Sec. 20. (NEW) (Effective from passage) Notwithstanding any provision of any chapter of title 12 of the general statutes authorizing the superior court to grant such relief as may be equitable and, if tax has been paid prior to the granting of such relief, to order the Treasurer to pay interest on the amount of such relief, the equitable powers of the superior court shall not include: (1) The power to order the Treasurer to pay interest on the amount of such relief, if the provisions of the chapter pursuant to which the appeal was taken to the superior court do not authorize the Commissioner of Revenue Services to pay interest on tax overpayments under said chapter, or (2) the power to order the Treasurer to pay interest in an amount exceeding the amount of interest that the Commissioner of Revenue Services would be authorized to pay, if the provisions of the chapter pursuant to which the appeal was taken to the superior court authorize the Commissioner of Revenue Services to pay interest on tax overpayments under said chapter.

Sec. 21. Section 12-633 of the general statutes is repealed and the following is substituted in lieu thereof (Effective July 1, 2003, and applicable to income years commencing on or after January 1, 2003):

The Commissioner of Revenue Services shall grant a credit against any tax due under the provisions of chapter 207, 208, 209, 210, 211 or 212 in an amount not to exceed [forty] sixty per cent of the total cash amount invested during the taxable year by the business firm in programs operated or created pursuant to proposals approved pursuant to section 12-632, provided a tax credit not to exceed sixty per cent may be allowed for investment in certain energy conservation and employment and training projects as provided in section 12-635.

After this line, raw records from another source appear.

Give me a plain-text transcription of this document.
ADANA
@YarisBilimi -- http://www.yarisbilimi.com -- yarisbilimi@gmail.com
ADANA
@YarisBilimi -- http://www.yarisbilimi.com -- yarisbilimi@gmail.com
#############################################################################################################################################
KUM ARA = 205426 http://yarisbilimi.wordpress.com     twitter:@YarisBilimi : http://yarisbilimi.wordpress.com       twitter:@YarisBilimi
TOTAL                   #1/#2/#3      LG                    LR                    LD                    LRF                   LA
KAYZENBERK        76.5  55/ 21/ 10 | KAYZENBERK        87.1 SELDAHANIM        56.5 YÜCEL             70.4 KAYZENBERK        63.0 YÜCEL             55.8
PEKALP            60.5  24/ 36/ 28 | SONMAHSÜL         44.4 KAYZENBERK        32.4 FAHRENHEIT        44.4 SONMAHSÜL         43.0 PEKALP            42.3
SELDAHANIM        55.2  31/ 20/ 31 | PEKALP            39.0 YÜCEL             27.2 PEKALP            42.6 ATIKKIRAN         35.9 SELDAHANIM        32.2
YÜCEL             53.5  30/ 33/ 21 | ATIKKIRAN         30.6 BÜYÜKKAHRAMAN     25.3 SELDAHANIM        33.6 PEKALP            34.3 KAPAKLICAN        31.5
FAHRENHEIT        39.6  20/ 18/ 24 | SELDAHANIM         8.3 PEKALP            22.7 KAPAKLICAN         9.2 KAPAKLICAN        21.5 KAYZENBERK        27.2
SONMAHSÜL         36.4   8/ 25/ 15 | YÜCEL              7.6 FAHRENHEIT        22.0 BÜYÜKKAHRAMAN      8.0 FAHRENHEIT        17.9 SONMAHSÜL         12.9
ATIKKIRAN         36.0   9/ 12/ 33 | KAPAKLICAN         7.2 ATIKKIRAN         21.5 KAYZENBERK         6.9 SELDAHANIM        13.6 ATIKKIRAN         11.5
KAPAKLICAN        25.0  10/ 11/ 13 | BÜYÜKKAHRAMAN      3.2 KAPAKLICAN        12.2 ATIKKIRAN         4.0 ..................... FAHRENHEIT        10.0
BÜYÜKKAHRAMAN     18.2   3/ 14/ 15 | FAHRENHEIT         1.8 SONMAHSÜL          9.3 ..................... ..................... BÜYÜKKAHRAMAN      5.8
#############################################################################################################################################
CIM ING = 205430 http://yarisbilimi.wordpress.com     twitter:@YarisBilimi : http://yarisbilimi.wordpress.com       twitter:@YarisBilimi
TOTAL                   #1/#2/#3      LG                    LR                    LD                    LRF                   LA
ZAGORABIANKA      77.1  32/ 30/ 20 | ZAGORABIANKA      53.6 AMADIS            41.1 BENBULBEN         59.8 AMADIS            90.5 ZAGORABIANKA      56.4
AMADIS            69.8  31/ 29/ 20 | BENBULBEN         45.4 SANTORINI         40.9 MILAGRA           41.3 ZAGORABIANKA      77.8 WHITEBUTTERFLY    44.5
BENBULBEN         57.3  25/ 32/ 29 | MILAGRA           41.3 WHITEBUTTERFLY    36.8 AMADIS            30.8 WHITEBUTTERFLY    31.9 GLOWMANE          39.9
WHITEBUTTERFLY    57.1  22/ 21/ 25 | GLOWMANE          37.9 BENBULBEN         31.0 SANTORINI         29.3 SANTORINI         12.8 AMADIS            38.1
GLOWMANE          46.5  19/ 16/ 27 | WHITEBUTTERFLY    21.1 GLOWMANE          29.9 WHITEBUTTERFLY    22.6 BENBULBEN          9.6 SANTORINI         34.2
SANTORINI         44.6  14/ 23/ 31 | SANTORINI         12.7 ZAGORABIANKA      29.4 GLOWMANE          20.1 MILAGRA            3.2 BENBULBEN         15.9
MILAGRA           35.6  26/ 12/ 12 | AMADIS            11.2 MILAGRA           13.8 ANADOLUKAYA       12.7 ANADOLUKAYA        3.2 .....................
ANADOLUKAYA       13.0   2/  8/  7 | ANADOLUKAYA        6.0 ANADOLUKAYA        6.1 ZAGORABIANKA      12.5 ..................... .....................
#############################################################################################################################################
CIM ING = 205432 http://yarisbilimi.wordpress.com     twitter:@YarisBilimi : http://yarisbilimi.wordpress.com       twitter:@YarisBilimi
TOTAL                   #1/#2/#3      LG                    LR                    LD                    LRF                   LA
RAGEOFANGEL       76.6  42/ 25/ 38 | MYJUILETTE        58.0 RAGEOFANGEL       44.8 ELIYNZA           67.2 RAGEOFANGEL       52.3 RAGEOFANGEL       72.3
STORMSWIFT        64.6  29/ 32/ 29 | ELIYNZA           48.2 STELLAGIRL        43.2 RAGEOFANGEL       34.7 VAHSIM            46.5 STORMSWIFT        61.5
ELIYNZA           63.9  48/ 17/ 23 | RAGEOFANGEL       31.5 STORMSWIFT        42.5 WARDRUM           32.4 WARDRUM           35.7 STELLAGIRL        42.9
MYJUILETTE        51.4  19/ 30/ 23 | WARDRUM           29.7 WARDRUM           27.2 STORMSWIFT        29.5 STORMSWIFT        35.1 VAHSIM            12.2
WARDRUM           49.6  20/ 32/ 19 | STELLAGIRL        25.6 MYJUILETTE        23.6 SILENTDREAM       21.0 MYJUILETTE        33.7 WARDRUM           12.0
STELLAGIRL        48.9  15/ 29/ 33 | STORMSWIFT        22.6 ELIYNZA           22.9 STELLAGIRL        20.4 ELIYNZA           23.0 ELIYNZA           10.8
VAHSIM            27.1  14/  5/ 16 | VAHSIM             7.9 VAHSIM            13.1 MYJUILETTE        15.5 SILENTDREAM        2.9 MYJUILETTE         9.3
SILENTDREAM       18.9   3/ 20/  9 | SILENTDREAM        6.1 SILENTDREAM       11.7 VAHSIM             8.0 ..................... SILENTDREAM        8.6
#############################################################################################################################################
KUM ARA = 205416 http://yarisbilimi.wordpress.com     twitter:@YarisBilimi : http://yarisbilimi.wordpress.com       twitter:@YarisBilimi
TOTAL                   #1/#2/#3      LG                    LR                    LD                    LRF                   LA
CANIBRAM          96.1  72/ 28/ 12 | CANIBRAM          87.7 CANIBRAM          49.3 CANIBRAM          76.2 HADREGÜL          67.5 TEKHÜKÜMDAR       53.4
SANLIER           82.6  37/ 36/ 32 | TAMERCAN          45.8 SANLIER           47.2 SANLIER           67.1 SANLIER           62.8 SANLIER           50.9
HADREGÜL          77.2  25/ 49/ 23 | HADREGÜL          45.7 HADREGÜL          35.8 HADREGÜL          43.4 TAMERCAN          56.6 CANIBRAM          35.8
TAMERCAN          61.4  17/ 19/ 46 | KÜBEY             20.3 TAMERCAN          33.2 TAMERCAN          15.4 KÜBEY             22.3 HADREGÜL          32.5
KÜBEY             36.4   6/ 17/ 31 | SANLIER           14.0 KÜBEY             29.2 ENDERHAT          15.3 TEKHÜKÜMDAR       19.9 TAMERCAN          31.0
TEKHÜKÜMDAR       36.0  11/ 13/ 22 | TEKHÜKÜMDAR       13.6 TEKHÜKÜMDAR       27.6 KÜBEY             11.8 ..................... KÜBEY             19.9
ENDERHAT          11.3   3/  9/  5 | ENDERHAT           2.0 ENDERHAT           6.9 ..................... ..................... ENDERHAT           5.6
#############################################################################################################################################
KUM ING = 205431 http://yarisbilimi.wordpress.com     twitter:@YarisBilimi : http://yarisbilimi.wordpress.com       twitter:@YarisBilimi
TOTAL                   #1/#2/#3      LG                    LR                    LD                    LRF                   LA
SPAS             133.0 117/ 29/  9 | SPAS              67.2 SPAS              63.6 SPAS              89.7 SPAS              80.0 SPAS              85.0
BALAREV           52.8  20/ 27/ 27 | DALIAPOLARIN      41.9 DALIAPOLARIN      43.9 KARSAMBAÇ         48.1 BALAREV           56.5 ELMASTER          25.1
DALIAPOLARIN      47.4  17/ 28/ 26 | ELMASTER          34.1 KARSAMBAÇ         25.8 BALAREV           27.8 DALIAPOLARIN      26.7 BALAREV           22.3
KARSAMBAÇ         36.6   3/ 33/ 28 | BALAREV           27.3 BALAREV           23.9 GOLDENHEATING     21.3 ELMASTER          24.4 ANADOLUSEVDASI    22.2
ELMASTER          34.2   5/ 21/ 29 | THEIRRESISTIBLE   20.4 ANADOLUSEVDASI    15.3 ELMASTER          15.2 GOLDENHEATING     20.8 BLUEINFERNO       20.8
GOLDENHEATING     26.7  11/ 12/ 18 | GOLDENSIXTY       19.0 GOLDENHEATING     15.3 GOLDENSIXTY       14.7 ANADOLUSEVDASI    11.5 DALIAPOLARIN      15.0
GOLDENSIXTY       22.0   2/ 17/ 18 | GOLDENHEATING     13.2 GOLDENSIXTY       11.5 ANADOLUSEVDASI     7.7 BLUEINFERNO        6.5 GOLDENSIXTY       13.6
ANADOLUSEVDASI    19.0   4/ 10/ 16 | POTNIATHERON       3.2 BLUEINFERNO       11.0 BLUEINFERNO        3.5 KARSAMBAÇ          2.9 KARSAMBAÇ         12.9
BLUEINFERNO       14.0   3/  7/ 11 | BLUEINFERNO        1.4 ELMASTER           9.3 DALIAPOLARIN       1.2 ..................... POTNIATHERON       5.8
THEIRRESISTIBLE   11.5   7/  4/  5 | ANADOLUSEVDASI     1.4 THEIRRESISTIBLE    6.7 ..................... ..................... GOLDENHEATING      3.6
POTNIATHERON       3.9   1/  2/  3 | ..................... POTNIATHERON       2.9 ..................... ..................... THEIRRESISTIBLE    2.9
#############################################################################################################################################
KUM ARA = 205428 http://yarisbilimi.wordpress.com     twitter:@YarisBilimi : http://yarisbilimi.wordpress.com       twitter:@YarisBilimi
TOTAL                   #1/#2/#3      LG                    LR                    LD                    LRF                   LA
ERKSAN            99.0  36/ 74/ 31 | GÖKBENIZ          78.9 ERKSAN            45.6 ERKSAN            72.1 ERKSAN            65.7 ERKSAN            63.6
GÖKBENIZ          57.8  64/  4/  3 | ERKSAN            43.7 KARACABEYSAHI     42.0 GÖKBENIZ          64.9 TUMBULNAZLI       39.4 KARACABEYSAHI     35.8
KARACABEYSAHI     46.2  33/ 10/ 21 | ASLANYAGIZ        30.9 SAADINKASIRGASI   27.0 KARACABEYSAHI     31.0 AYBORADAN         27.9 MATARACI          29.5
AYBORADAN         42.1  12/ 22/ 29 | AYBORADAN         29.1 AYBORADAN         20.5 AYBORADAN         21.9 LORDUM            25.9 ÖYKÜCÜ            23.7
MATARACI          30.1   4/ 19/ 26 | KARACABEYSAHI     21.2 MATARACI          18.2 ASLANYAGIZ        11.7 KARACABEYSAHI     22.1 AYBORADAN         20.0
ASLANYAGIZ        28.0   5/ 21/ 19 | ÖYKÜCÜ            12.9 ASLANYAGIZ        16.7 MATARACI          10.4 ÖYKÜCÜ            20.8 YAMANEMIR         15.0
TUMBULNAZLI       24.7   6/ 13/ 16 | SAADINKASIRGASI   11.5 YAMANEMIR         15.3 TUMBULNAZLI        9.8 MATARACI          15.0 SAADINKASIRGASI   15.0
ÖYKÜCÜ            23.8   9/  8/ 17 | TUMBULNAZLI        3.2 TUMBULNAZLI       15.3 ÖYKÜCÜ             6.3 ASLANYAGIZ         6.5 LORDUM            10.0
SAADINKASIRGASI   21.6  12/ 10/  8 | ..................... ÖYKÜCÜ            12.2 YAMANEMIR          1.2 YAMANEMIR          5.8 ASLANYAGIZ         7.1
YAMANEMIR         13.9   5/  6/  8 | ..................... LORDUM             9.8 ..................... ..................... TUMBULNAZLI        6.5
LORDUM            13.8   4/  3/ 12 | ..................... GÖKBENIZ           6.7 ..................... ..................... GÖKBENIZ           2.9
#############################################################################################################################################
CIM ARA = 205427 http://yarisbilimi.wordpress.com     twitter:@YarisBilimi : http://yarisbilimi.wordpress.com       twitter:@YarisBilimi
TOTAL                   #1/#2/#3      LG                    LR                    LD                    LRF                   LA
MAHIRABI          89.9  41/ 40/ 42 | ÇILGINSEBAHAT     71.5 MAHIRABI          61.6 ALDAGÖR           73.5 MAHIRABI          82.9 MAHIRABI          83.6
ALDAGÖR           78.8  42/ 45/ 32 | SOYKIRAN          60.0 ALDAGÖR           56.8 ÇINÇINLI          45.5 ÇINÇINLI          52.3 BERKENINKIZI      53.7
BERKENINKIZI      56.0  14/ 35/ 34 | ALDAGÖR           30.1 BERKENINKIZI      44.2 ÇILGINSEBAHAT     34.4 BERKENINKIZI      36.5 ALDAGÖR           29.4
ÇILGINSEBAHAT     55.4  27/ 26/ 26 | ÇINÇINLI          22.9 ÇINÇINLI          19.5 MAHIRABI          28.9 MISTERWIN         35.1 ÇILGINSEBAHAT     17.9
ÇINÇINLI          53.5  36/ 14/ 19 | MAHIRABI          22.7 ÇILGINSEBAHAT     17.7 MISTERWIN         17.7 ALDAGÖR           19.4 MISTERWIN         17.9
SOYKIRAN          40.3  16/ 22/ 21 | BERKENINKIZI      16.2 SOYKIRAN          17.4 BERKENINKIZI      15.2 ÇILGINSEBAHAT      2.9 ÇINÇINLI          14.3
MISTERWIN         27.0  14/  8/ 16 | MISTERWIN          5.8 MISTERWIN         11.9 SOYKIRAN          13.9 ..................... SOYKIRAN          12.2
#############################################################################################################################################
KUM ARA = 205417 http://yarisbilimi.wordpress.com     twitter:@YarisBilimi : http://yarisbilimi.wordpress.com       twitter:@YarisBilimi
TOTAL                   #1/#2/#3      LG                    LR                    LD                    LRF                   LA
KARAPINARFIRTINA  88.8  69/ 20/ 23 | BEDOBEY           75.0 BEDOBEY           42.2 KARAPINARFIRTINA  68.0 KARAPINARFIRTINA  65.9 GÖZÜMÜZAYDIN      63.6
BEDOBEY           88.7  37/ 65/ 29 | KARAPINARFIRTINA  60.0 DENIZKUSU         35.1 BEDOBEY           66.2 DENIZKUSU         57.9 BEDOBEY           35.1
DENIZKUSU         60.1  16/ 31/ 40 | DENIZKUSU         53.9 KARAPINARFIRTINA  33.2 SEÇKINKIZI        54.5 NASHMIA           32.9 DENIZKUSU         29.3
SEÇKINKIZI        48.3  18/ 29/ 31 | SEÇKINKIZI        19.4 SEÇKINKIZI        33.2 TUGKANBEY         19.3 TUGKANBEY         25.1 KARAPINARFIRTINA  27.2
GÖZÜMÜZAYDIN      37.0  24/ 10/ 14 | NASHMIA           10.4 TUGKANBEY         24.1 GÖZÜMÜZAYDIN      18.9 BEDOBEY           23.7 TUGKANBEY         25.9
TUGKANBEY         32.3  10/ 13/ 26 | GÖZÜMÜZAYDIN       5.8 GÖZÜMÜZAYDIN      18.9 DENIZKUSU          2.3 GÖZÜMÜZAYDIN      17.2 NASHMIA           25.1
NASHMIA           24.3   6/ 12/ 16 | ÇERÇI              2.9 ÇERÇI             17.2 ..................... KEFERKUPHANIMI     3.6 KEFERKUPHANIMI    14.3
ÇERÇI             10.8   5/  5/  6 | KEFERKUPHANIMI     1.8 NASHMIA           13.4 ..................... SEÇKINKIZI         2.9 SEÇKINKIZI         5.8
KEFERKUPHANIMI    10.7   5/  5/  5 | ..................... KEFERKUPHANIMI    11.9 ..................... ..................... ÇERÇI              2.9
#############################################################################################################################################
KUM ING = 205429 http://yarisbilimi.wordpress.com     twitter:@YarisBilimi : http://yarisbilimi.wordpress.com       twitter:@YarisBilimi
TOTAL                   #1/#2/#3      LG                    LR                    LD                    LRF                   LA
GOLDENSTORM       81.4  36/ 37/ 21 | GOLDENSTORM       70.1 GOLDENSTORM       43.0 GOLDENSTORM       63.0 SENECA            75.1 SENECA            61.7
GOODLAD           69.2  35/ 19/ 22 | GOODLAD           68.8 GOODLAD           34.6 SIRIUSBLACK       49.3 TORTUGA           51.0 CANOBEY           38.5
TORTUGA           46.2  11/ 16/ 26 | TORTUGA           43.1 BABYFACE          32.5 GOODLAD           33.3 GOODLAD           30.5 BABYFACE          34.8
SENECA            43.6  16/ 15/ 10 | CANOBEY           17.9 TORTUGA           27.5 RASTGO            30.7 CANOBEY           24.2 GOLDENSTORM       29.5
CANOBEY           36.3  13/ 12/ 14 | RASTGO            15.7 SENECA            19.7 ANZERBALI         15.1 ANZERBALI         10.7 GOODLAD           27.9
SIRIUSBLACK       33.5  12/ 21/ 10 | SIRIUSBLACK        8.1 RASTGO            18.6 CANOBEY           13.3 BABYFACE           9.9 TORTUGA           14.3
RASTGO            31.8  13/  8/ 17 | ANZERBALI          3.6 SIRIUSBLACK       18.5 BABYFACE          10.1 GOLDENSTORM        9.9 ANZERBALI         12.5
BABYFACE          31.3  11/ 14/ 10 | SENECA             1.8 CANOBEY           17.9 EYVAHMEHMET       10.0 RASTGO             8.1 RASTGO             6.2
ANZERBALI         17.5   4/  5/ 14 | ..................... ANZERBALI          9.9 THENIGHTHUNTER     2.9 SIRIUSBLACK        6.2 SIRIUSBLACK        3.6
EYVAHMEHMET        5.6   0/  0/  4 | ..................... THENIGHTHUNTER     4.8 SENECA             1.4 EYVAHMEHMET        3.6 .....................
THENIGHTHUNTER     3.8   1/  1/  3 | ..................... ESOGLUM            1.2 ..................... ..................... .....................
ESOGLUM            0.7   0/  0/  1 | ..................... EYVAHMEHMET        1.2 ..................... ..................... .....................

Sec. 22. Section 12-634 of the general statutes is repealed and the following is substituted in lieu thereof (Effective July 1, 2003, and applicable to income years commencing on or after January 1, 2003):

The Commissioner of Revenue Services shall grant a credit against any tax due under the provisions of chapter 207, 208, 209, 210, 211 or 212 in an amount not to exceed [forty] sixty per cent of the total cash amount invested during the taxable year by the business firm in programs operated or created pursuant to proposals approved pursuant to section 12-632 for planning, site preparation, construction, renovation or acquisition of facilities for purposes of establishing a child day care facility to be used primarily by the children of such business firm's employees and equipment installed for such facility, including kitchen appliances, to the extent that such equipment or appliances are necessary in the use of such facility for purposes of child day care, provided: (1) Such facility is operated under the authority of a license issued by the Commissioner of Public Health in accordance with sections 19a-77 to 19a-87, inclusive, (2) such facility is operated without profit by such business firm related to any charges imposed for the use of such facility for purposes of child day care, and (3) the amount of tax credit allowed any business firm under the provisions of this section for any income year may not exceed fifty thousand dollars. If two or more business firms share in the cost of establishing such a facility for the children of their employees, each such taxpayer shall be allowed such credit in relation to the respective share, paid or incurred by such taxpayer, of the total expenditures for the facility in such income year. The commissioner shall not grant a credit pursuant to this section to any taxpayer claiming a credit for the same year pursuant to section 12-217x.